Court Opinion

ID: 6906405
Source: CourtListenerOpinion
Date Created: 2022-07-23 22:01:06.167669+00
Date Added: 2024-06-11T16:06:21.800252
License: Public Domain

BURNETT, J.,
Concurring. — The utmost the defense has shown by its testimony is that it sold lumber to the Northwest Lumber Agency, a corporation in which the plaintiffs had four shares of stock. All the witnesses who spoke on the subject say that the plaintiffs did not receive any of the lumber sold by the defendant or any of the proceeds of the sale thereof.

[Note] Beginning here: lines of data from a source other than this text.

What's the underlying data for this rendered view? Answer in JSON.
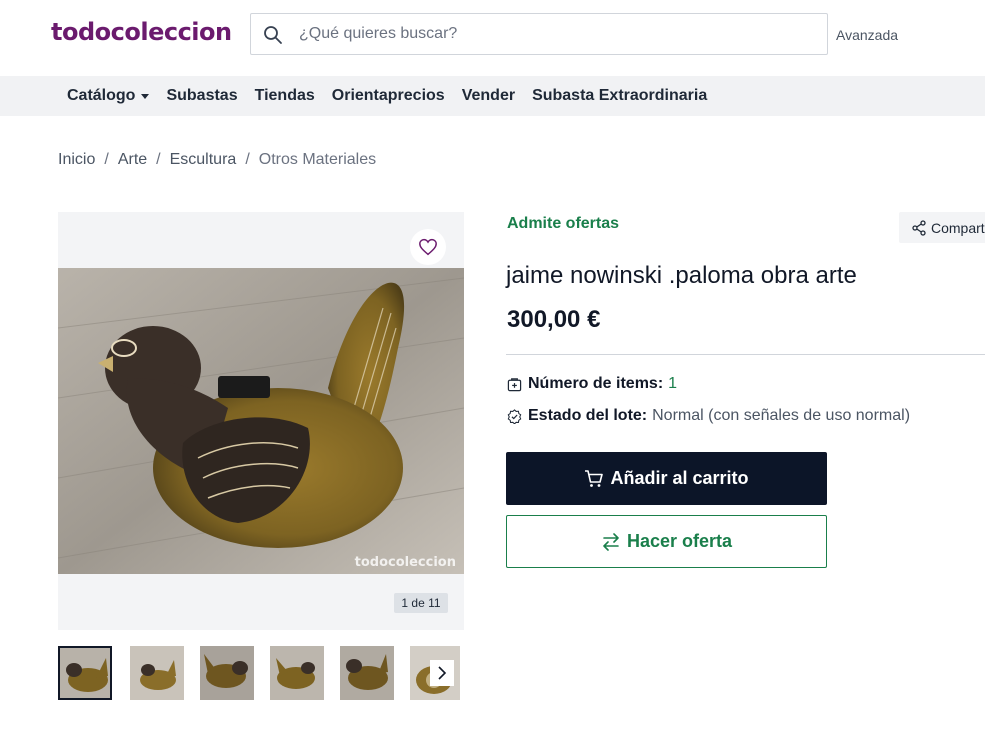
{
  "header": {
    "logo": "todocoleccion",
    "search_placeholder": "¿Qué quieres buscar?",
    "advanced_label": "Avanzada"
  },
  "nav": {
    "items": [
      {
        "label": "Catálogo",
        "has_dropdown": true
      },
      {
        "label": "Subastas"
      },
      {
        "label": "Tiendas"
      },
      {
        "label": "Orientaprecios"
      },
      {
        "label": "Vender"
      },
      {
        "label": "Subasta Extraordinaria"
      }
    ]
  },
  "breadcrumb": [
    "Inicio",
    "Arte",
    "Escultura",
    "Otros Materiales"
  ],
  "gallery": {
    "watermark": "todocoleccion",
    "counter": "1 de 11",
    "thumbnail_count_visible": 6
  },
  "product": {
    "offers_label": "Admite ofertas",
    "share_label": "Compartir",
    "title": "jaime nowinski .paloma obra arte",
    "price": "300,00 €",
    "items_label": "Número de items:",
    "items_value": "1",
    "state_label": "Estado del lote:",
    "state_value": "Normal (con señales de uso normal)",
    "cart_button": "Añadir al carrito",
    "offer_button": "Hacer oferta"
  },
  "colors": {
    "brand": "#6b1b6e",
    "accent_green": "#1a7f4b",
    "dark_button": "#0c1528",
    "nav_bg": "#f1f2f4"
  }
}
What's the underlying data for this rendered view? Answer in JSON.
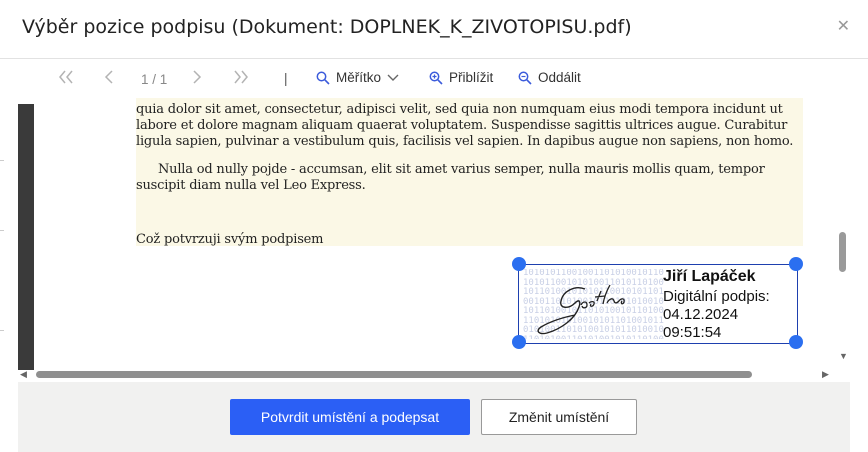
{
  "dialog": {
    "title": "Výběr pozice podpisu (Dokument: DOPLNEK_K_ZIVOTOPISU.pdf)",
    "close_icon": "close-icon"
  },
  "toolbar": {
    "first_icon": "double-chevron-left-icon",
    "prev_icon": "chevron-left-icon",
    "page_indicator": "1 / 1",
    "next_icon": "chevron-right-icon",
    "last_icon": "double-chevron-right-icon",
    "separator": "|",
    "scale_label": "Měřítko",
    "zoom_in_label": "Přiblížit",
    "zoom_out_label": "Oddálit"
  },
  "document": {
    "para1": "quia dolor sit amet, consectetur, adipisci velit, sed quia non numquam eius modi tempora incidunt ut labore et dolore magnam aliquam quaerat voluptatem. Suspendisse sagittis ultrices augue. Curabitur ligula sapien, pulvinar a vestibulum quis, facilisis vel sapien. In dapibus augue non sapiens, non homo.",
    "para2": "Nulla od nully pojde - accumsan, elit sit amet varius semper, nulla mauris mollis quam, tempor suscipit diam nulla vel Leo Express.",
    "confirm_line": "Což potvrzuji svým podpisem"
  },
  "signature": {
    "name": "Jiří Lapáček",
    "label": "Digitální podpis:",
    "date": "04.12.2024",
    "time": "09:51:54",
    "handwritten": "Goethe"
  },
  "footer": {
    "confirm_button": "Potvrdit umístění a podepsat",
    "change_button": "Změnit umístění"
  },
  "colors": {
    "primary": "#2b5ff5",
    "handle": "#2b6ff0",
    "page_bg": "#fbf8e6",
    "footer_bg": "#f1f1f0"
  }
}
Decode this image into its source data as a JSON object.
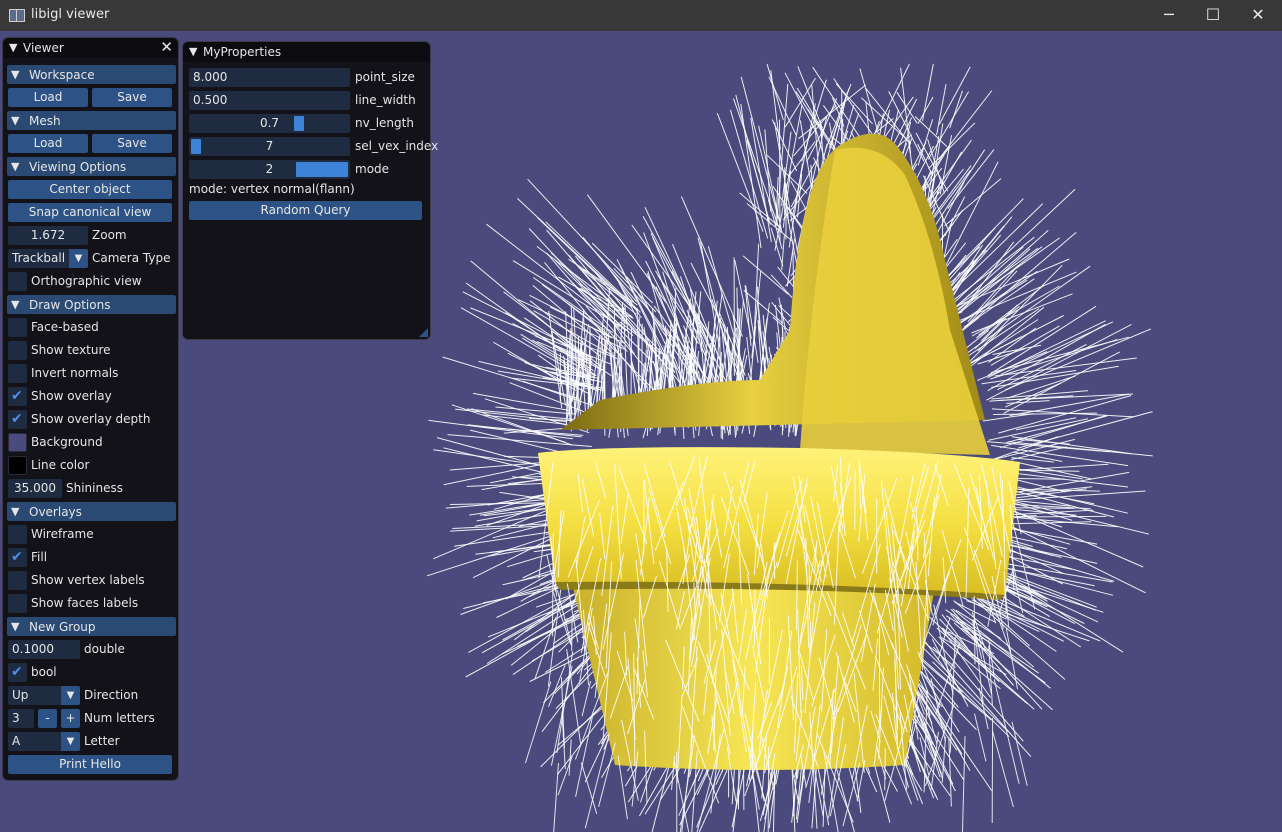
{
  "window": {
    "title": "libigl viewer",
    "minimize": "─",
    "maximize": "☐",
    "close": "✕"
  },
  "viewer": {
    "title": "Viewer",
    "close_glyph": "✕",
    "arrow": "▼",
    "workspace": {
      "label": "Workspace",
      "load": "Load",
      "save": "Save"
    },
    "mesh": {
      "label": "Mesh",
      "load": "Load",
      "save": "Save"
    },
    "viewing": {
      "label": "Viewing Options",
      "center": "Center object",
      "snap": "Snap canonical view",
      "zoom_value": "1.672",
      "zoom_label": "Zoom",
      "camera_value": "Trackball",
      "camera_label": "Camera Type",
      "ortho_label": "Orthographic view"
    },
    "draw": {
      "label": "Draw Options",
      "face_based": "Face-based",
      "show_texture": "Show texture",
      "invert_normals": "Invert normals",
      "show_overlay": "Show overlay",
      "show_overlay_depth": "Show overlay depth",
      "background": "Background",
      "line_color": "Line color",
      "shininess_value": "35.000",
      "shininess_label": "Shininess"
    },
    "overlays": {
      "label": "Overlays",
      "wireframe": "Wireframe",
      "fill": "Fill",
      "vertex_labels": "Show vertex labels",
      "faces_labels": "Show faces labels"
    },
    "new_group": {
      "label": "New Group",
      "double_value": "0.1000",
      "double_label": "double",
      "bool_label": "bool",
      "direction_value": "Up",
      "direction_label": "Direction",
      "num_value": "3",
      "minus": "-",
      "plus": "+",
      "num_label": "Num letters",
      "letter_value": "A",
      "letter_label": "Letter",
      "print": "Print Hello"
    },
    "checks": {
      "ortho": false,
      "face_based": false,
      "show_texture": false,
      "invert_normals": false,
      "show_overlay": true,
      "show_overlay_depth": true,
      "wireframe": false,
      "fill": true,
      "vertex_labels": false,
      "faces_labels": false,
      "bool": true
    },
    "check_glyph": "✔",
    "combo_glyph": "▼"
  },
  "props": {
    "title": "MyProperties",
    "point_size_value": "8.000",
    "point_size_label": "point_size",
    "line_width_value": "0.500",
    "line_width_label": "line_width",
    "nv_length_value": "0.7",
    "nv_length_label": "nv_length",
    "nv_length_fraction": 0.7,
    "sel_vex_value": "7",
    "sel_vex_label": "sel_vex_index",
    "sel_vex_fraction": 0.0,
    "mode_value": "2",
    "mode_label": "mode",
    "mode_fraction": 1.0,
    "mode_text": "mode: vertex normal(flann)",
    "random_query": "Random Query"
  },
  "colors": {
    "background": "#4a4a7d",
    "line_color": "#000000",
    "mesh": "#f2e04a",
    "normals": "#ffffff",
    "accent": "#3d83d8"
  }
}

There was no error in denying the defendant’s offer of the unsigned draft of an agreement to the effect that thirteen lumber firms, including the plaintiffs, should sell their output exclusively to the Northwest Lumber Agency as it might require, with draft for 90 per cent of the price attached to each invoice. Such a contract would not make that concern agent for any of the parties agreeing to the arrangement. Moreover, even if they did sell to the Northwest Lumber Agency it seems that the defendant went and did likewise. It does not lie in the mouth of the latter to charge its fellow-sufferers with the default of the insolvent corporation by which they all came to grief. The defendant extended credit to the Northwest Lumber Agency. The stockholders of that corporation are not liable directly for its debts, nor in any event, except to the extent of their unpaid subscriptions to its capital stock: Article XI, Section 3, Oregon Constitution. Although such a liability may exist, it cannot be enforced in this action: Macbeth v. Banfield, 45 Or. 553 (78 Pac. 693, 106 Am. St. Rep. 670); Patterson v. Lynde, 106 U. S. 519 (27 L. Ed. 265, 1 Sup. Ct. Rep. 432). For these reasons I concur in the result of the opinion of Mr. Justice Johns.